Tacto hilft Unternehmen mit seiner KI-basierten Softwarelösung, Überblick über ihren Einkauf zu gewinnen. Die Gründer stellen ihr Startup im Interview vor.

Munich Startup: Was macht Euer Startup? Welches Problem löst Ihr?

Tacto: Wir schaffen nachhaltige Lieferketten für den industriellen Mittelstand Europas. In anderen Worten ausgedrückt: Tacto entwickelt eine Software, mit der produzierende mittelständische Unternehmen ihre Einkaufsprozesse in einem einzigen Tool digitalisieren und ihre Beschaffungsaktivitäten transparent auswerten können. Damit verfolgen wir das Ziel, den Einkauf im Mittelstand durch intelligente Digitalisierung zu unterstützen, die reibungslose Zusammenarbeit über Unternehmensgrenzen zu fördern und den Ressourcenverbrauch entlang der Lieferkette zu reduzieren.

Der Einkauf im industriellen Mittelstand muss tausende Zukaufteile zur richtigen Zeit am richtigen Ort beschaffen, um die Produktion aufrechtzuerhalten. Heute muss gerade durch Lieferengpässe und Preissteigerungen im Tagesgeschäft sofort reagiert werden.
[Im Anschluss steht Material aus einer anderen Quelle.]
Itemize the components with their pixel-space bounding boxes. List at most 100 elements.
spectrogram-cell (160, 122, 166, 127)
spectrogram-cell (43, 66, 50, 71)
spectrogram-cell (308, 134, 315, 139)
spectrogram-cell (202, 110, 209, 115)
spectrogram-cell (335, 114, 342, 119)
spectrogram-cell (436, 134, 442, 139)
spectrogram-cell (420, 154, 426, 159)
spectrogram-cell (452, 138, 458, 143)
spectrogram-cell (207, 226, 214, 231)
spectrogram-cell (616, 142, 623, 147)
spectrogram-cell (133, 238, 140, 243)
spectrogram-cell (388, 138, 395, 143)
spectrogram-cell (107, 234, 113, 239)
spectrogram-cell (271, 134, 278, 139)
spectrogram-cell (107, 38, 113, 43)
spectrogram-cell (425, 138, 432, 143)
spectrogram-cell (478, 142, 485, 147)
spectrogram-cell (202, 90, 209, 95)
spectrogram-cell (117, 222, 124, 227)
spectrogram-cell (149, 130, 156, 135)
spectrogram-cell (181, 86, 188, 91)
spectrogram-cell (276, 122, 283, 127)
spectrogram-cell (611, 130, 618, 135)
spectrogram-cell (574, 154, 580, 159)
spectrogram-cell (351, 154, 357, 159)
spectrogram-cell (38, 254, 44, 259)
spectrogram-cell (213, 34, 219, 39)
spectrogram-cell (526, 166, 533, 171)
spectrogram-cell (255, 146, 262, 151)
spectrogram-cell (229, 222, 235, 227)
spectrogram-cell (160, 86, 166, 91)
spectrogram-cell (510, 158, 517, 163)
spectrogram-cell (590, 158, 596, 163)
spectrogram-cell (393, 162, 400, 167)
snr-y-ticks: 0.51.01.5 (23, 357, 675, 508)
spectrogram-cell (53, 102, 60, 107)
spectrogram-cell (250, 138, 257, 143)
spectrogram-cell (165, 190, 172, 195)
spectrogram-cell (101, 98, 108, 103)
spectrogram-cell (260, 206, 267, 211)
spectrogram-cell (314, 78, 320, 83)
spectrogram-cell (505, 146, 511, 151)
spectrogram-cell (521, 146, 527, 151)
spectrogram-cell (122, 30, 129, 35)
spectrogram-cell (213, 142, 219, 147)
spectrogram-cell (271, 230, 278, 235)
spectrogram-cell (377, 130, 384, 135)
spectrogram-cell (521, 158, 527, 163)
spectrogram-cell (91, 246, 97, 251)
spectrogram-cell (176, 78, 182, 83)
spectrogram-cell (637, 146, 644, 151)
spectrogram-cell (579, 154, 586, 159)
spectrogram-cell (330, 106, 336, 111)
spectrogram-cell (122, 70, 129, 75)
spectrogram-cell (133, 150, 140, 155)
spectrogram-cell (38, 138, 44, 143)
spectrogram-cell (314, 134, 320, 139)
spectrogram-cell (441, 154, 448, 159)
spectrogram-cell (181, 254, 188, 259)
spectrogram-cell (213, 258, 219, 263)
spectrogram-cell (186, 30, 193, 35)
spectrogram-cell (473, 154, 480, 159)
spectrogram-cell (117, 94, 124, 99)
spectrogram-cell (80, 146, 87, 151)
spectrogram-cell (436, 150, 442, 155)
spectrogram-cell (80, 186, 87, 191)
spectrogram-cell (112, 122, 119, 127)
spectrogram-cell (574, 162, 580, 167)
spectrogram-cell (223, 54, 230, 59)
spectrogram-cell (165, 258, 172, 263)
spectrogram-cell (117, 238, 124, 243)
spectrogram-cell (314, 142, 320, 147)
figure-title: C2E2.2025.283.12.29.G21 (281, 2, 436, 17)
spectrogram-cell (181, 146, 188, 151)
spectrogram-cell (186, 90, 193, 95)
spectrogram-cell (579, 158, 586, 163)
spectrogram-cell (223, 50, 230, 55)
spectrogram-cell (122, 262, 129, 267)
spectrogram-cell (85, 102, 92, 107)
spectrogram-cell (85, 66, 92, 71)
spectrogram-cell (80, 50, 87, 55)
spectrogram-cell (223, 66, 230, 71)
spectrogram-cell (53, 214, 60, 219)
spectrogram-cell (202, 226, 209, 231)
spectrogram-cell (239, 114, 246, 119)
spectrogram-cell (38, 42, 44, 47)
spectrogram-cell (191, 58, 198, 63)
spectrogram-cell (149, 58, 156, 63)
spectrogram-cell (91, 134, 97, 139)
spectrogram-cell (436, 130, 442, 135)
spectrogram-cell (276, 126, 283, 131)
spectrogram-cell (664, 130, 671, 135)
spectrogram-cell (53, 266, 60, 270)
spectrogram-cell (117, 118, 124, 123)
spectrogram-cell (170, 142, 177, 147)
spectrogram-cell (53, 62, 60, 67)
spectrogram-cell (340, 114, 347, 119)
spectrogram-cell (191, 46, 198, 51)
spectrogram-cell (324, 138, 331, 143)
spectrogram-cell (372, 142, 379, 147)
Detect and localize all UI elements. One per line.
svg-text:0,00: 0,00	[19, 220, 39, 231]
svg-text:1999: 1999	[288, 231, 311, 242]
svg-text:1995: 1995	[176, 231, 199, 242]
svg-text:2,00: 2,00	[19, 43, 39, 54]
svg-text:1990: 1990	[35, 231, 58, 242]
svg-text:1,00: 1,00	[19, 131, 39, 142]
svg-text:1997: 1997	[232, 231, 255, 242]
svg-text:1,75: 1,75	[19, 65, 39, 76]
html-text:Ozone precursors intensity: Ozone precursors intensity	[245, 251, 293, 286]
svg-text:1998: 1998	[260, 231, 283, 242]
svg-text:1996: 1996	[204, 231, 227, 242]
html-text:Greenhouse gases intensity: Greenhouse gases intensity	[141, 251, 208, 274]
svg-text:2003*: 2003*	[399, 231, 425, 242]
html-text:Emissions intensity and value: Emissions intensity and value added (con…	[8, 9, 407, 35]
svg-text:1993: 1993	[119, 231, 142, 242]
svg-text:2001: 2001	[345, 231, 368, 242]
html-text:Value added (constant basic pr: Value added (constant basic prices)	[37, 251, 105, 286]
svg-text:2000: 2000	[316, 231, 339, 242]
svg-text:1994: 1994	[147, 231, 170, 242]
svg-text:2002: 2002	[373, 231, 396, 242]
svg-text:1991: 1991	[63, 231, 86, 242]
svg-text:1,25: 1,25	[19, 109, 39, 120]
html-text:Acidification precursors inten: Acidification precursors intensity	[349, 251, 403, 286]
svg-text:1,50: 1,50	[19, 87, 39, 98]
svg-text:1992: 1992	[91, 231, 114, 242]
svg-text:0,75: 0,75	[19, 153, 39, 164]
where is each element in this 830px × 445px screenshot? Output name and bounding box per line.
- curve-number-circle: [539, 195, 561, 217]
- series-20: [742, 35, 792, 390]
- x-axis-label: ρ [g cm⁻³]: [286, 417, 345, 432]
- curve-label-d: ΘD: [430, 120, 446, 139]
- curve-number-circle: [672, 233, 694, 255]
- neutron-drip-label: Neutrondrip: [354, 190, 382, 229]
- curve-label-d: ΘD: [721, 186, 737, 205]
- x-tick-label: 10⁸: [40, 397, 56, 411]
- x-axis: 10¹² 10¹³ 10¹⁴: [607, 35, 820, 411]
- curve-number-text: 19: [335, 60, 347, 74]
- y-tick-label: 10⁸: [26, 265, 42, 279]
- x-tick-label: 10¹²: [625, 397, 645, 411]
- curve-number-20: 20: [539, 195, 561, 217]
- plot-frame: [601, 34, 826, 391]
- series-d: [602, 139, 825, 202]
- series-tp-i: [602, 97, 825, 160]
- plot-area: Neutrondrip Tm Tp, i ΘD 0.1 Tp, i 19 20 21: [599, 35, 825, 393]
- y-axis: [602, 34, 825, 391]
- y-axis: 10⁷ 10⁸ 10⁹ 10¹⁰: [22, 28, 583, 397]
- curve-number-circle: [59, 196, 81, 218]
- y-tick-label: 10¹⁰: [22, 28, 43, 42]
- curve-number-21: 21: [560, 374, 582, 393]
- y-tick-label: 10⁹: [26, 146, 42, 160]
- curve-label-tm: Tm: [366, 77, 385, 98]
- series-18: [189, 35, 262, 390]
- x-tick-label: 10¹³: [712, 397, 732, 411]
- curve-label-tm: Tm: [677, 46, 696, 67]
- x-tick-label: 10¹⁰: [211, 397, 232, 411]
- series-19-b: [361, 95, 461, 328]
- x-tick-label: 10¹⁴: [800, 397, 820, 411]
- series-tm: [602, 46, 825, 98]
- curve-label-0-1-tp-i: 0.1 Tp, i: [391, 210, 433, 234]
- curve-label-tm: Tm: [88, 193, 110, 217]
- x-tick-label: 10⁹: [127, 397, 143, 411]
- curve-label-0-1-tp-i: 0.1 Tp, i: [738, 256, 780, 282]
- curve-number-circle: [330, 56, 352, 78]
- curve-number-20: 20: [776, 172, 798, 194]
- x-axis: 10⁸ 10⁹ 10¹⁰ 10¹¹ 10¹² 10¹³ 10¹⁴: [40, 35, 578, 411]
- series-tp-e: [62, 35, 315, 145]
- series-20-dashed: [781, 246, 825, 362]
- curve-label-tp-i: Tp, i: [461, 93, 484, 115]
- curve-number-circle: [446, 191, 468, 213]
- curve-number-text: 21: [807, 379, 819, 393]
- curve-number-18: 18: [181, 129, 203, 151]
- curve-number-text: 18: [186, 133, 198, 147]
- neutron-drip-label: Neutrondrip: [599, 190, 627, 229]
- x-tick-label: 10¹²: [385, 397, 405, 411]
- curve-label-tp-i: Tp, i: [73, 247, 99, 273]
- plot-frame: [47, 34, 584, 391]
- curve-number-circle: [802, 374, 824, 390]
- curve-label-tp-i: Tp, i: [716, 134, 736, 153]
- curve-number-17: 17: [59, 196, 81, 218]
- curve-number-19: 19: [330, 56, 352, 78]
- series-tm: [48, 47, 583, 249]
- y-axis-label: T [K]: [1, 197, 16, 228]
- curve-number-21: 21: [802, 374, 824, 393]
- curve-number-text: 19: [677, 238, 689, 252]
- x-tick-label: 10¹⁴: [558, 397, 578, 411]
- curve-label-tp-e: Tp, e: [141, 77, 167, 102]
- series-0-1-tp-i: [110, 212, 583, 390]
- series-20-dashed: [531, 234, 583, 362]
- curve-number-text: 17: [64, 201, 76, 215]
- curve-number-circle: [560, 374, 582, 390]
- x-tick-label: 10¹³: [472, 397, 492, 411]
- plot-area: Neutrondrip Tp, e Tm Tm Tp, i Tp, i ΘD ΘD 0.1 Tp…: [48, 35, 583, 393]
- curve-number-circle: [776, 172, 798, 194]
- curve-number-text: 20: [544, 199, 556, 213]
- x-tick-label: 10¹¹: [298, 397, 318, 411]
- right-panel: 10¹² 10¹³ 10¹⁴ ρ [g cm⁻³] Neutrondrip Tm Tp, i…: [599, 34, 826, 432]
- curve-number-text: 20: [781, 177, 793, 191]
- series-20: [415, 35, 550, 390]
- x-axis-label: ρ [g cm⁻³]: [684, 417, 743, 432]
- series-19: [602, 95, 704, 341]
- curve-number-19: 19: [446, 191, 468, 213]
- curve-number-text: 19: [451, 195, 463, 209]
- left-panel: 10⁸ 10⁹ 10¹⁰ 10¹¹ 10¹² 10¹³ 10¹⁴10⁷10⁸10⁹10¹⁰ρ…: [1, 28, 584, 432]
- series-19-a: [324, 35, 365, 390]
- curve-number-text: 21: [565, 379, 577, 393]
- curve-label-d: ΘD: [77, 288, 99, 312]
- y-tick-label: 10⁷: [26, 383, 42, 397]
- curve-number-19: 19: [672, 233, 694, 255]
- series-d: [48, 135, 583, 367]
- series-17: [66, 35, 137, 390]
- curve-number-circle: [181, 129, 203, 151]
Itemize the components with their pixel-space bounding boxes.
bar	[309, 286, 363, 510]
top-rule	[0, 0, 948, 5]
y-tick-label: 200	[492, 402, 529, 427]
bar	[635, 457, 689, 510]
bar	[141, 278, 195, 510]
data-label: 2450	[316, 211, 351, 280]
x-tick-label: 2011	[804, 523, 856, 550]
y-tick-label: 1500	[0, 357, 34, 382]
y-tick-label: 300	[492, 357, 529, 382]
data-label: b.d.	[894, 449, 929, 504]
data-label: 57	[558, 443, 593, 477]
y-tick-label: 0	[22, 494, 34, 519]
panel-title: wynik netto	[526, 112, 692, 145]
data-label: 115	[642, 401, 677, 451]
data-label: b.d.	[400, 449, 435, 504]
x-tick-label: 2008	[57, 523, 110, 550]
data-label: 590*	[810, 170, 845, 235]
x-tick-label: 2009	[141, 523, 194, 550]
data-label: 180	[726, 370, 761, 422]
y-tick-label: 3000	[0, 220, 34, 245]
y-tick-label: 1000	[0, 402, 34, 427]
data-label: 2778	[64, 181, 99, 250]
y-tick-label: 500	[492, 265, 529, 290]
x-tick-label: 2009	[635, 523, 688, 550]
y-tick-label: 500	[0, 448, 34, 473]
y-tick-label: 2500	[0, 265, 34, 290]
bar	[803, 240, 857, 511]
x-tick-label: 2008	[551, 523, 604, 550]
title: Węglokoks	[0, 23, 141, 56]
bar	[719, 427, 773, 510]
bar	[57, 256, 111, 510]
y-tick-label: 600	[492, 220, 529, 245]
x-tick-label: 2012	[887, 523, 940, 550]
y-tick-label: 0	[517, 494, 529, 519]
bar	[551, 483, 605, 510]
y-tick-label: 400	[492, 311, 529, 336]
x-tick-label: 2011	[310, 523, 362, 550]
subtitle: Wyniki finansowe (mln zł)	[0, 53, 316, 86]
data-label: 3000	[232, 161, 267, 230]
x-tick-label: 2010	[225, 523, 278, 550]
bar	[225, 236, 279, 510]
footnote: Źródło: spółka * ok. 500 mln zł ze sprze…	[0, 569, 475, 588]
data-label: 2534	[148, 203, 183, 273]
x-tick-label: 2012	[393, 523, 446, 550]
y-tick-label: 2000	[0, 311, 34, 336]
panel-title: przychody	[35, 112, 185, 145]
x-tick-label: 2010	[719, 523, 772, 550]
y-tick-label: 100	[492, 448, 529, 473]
Durch neue und immer komplexere Regularien, wie z.B. das aktuell diskutierte Lieferkettengesetz, braucht gerade der industrielle Mittelstand neue Lösungen, um die Weichen für die Zukunft zu stellen. Und das alles muss so effizient wie möglich, mit limitierten IT-Kapazitäten und Fachkräftemangel bewältigt werden. Wertschöpfende, strategische Arbeit kommt dadurch oft zu kurz, da die richtigen Werkzeuge fehlen: Der Einkauf mittelständischer Industrieunternehmen operiert heute noch zum Großteil im ERP-System, in verschiedenen Excel-Dateien und über Mails. Und gerade hier bieten sich riesige Einsparpotenziale: 50 bis 70 Prozent der Kosten und Emissionen eines Industrieunternehmens entfallen auf Lieferanten.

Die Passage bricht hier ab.